Es importante destacar la “obra” que realizan juntos de: “abrir el techo encima de donde él estaba”, y que el evangelista interpreta diciendo: “Viendo la fe de ellos”. Hay ocasiones extremas en las que la oración, requiere pasar a la acción heroica de un amor, por el que se niega uno a sí mismo en favor del otro; que no sólo implica nuestra preocupación o nuestro tiempo, sino que incluso requiere involucrar nuestro dolor o nuestra propia vida, como ha hecho Cristo por nosotros.

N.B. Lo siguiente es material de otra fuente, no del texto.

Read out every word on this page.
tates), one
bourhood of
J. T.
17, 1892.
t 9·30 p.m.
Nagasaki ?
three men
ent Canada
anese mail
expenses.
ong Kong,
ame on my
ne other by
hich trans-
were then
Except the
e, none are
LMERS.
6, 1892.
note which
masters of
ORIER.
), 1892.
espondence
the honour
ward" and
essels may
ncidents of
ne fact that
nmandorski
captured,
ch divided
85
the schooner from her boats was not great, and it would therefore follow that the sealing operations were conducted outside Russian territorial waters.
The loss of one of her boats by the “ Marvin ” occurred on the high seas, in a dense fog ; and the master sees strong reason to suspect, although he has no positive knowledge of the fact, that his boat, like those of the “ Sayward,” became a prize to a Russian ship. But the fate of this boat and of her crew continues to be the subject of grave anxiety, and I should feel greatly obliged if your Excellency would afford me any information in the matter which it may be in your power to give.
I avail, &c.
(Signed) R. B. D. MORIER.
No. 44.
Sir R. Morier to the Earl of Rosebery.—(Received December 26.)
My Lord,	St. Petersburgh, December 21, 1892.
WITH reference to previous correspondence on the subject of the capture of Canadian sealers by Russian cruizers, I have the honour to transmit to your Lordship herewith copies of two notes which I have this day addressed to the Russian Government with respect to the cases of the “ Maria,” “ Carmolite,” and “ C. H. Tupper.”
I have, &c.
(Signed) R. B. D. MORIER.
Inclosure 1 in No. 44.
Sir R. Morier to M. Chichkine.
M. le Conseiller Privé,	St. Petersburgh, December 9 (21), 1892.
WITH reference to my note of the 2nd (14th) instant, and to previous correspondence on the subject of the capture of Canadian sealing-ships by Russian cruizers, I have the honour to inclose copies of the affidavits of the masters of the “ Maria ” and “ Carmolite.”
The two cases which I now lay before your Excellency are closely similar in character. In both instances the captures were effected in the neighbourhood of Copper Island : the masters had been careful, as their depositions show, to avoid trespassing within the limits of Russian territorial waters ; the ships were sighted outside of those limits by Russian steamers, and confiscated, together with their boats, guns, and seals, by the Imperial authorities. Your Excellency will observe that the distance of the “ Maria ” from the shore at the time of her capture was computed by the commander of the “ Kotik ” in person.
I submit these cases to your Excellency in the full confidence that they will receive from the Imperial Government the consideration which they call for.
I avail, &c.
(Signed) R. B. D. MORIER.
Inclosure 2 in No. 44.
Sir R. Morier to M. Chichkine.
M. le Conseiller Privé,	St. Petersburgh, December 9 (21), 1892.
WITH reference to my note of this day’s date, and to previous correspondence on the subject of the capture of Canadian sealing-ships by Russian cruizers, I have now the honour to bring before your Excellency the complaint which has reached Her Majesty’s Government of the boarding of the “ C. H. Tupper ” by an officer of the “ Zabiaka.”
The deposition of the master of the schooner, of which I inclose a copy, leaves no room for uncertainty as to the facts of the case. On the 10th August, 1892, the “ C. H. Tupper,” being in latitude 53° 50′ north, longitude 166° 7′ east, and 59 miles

Por el pecado, ha proliferado el mal sobre la creación, que ha quedado sometida a la frustración y a la muerte. El suelo ha quedado maldito, pero los profetas anuncian que la creación será restaurada, cuando llegue la salvación de Dios por el perdón de los pecados, y aparezca sobre la tierra el nuevo paraíso que describe Isaías.
Estas son las “cosas admirables” (increíbles) de las que habla el Evangelio, y que Cristo realiza, como signos de que ha llegado el cumplimiento de las profecías; de que el Mesías ha llegado, y con él, el perdón de los pecados. Los judíos deben discernir el significado de los signos que Dios realiza por Cristo, y por eso les dice Jesús: “para que sepáis que el Hijo del hombre tiene en la tierra poder de perdonar”; que el Reino de Dios ha llegado; que Dios mismo está con nosotros. No tienen pues, excusa, quienes han recibido el testimonio que Dios da con sus obras: “las obras que realizo dan testimonio de mi” dirá Cristo. Por eso la creación puede ser liberada de la muerte consecuencia del pecado, o como en este caso de la enfermedad de la parálisis.
La muerte ha sido vencida y el mal debe retroceder ante la fe, que salva a quien acoge a Cristo; él es la salvación de Dios. Cuando Cristo ve esa fe en los hombres, puede testificar el perdón de los pecados, y la curación es una añadidura y un testimonio que hace responsables a los que lo reciben y a los que lo contemplan; en aquel caso a las ovejas perdidas de la casa de Israel a las que el Señor fue enviado, y hoy a nosotros, a quienes se nos da esta palabra.
Hoy también, mediante el testimonio de la palabra, se hace presente la salvación, para todo el que cree. Esta es la fe que expresamos en la Eucaristía cuando decimos ¡amén! a Cristo, a su entrega por nosotros: a su muerte, y a su resurrección.
¡Anunciamos tu muerte, proclamamos tu resurrección! ¡Ven, Señor!